Anya knew that she could not touch him, but she stepped in front of the Golden One, confronting him. "You forced me to stay apart from him. I lived a whole lifespan with those savages..."
"Did you enjoy it?"
She spat an exasperated sigh into the frigid night.
The Golden One smiled. "You said you loved those creatures. You were willing to live hundreds of lifespans among them."
"With him! With Orion."
"No," said the Golden One. "You were becoming too attached to him. And he to you. I told you that you were weakening him. I cannot allow that."

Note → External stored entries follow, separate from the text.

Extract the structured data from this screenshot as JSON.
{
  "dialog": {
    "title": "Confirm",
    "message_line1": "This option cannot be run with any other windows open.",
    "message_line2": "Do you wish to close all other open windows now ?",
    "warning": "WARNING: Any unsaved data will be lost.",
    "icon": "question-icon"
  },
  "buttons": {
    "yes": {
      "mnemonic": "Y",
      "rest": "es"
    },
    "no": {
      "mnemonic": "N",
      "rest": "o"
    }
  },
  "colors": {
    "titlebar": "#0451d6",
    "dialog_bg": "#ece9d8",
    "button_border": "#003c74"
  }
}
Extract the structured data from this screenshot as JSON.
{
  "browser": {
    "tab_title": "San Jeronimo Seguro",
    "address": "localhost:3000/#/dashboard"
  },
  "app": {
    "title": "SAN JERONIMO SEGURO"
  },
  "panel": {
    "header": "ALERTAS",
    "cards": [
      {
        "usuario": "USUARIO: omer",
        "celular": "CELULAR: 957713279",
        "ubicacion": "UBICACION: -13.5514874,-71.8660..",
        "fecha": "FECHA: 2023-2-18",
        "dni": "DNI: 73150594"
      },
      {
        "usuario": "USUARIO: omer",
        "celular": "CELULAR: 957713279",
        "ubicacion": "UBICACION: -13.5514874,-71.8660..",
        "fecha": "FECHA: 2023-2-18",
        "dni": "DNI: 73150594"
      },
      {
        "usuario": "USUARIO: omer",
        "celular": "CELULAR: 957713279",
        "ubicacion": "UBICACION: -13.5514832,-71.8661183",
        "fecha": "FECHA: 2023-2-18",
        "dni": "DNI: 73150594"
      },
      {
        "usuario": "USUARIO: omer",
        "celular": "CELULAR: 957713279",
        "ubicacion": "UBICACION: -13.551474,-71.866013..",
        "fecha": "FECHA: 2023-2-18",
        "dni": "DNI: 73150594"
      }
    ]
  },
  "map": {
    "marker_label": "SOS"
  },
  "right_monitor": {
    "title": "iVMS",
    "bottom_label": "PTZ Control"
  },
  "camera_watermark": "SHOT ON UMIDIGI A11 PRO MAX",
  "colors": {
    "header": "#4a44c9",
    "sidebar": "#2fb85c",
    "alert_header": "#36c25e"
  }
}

"It was cruel of you," she said, her voice sinking lower. "To be so close to him and yet unable to truly love him. It was very very cruel to treat him that way." cruel to treat him that way."
"He has a mission to accomplish. I created Orion for that goal. I can't have him sidetracked by the hormones that pump through the body I gave him."
Anya began to reply, but hesitated and then fell silent. The Golden One turned back to watch the work proceeding on the plain below them.
"They call this world Titan. They think of it as a frigid wasteland, dark and dangerous. If they didn't wear those ludicrous suits and helmets, they would die instantly."
"But you are the one who forced them to come here, to build those towers."
"Yes, and when they're finished with that, I'll get them to alter the atmosphere enough to make it opaque to their space probe instruments. They must not discover these towers too soon."
Anya stared at him, puzzled.
"The creatures down there are from a period much closer to The End," the Golden One explained. "They are the distant ancestors of the humans who will discover these towers and puzzle over their meaning."
"What are the towers for? Why are they being built?"
"Why, to please me, of course."
She gave him an angry glare. "Your ego grows larger and larger. You really think you are a god, don't you, O mighty Ormazd?"
His smile faded only slightly. "The machinery in those towers will make subtle alterations in the climate of Earth. The planet will experience what my creatures will call an Ice Age. It's all part of my plan. The Dark One can manipulate rivers and volcanoes? I will manipulate the output of the Sun and the climate of Earth for hundreds of thousands of years!"
"And you will keep that knowledge from your own creatures?" she asked.
"Yes. They are not prepared to understand."